Beruntungnya saya karena memiliki contoh nyata di hidup saya. Jika saya perhatikan dengan lebih dalam, ayah dan ibu saya secara tidak sadar telah menerapkan hal tersebut. Ibu saya SELALU mengutamakan kepentingan ayah saya di atas kepentingan saya dan adik saya, bahkan cucunya. Menurut saya bukan hal yang jelek ya, selama kepentingan saya atau adik saya masih bisa kami kerjakan sendiri dan masih ada alternatif lain dan bila pada saat yang bersamaan ayah saya butuh kehadiran ibu saya, ya kami berdua sudah default  mengerti. Bahkan ayah dan ibu saya sudah di tahap ga bisa kalo lama-lama berjauhan. Ayah saya terutama sih, walaupun terlihat tegas di luar, beliau tidak bisa lama-lama kalau musti berjauhan dari Ibu saya. Makanya, kalau Ibu saya mengunjungi saya sendiri di Jakarta, pasti tidak lama. Walaupun kadang-kadang Ibu saya ngomel karena masih kangen sama cucunya, secara tidak sadar mereka memiliki kualitas hubungan yang benar, paling tidak menurut saya.

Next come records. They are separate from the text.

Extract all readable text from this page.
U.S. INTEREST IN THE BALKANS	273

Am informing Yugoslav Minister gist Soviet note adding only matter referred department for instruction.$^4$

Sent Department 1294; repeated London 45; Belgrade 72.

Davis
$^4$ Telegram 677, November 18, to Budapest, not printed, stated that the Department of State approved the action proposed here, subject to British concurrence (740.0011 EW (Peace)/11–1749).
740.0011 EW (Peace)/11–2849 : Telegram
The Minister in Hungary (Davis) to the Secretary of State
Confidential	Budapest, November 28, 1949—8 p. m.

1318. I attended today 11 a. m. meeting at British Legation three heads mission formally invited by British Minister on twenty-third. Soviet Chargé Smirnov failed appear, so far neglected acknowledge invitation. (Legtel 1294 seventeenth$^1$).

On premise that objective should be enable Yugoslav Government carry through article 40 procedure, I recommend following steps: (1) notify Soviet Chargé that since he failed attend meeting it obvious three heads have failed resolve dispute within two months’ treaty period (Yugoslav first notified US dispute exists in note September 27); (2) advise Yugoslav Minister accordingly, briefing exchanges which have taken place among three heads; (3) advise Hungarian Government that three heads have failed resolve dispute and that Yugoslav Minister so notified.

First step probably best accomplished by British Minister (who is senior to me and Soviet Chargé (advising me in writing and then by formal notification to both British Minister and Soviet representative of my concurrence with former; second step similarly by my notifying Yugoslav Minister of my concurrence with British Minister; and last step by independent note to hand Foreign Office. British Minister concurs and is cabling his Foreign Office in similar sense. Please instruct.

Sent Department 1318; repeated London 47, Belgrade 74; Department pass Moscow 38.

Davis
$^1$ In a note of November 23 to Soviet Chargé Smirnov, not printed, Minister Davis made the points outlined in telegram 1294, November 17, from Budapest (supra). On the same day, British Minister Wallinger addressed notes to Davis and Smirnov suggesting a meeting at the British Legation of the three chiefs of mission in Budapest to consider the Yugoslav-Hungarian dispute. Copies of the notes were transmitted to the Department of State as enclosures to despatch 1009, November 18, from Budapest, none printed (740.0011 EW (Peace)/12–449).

Saya bahkan pernah hampir tidak pulang ke Surabaya karena pekerjaan padahal ayah saya sedang operasi karena serangan jantung. Ayah dan Ibu saya saat itu tidak memaksa saya untuk pulang, tapi saya kepikiran selama di kantor. Akhirnya bos saya mengizinkan saya untuk pulang dan saya langsung beli tiket pesawat untuk hari itu juga. Point nya adalah, bahwa mereka bisa menghadapi kehidupan berdua.

Ini baru satu point yang saya baca dan saya harap bisa terapkan di hidup saya dan suami saya. Sayapun masih belajar. Masih banyaaaaaaakkkkkkkkk sekali pelajaran pernikahan yang saya masih super cupu banget. Kadang saya pun bingung, banyak sekali pertanyaan-pertanyaan di otak saya dan saya menuntut jawaban masuk akal, yang belum saya temukan dari siapapun. Hahahahaha namanya manusia pasti tidak akan pernah puas ya.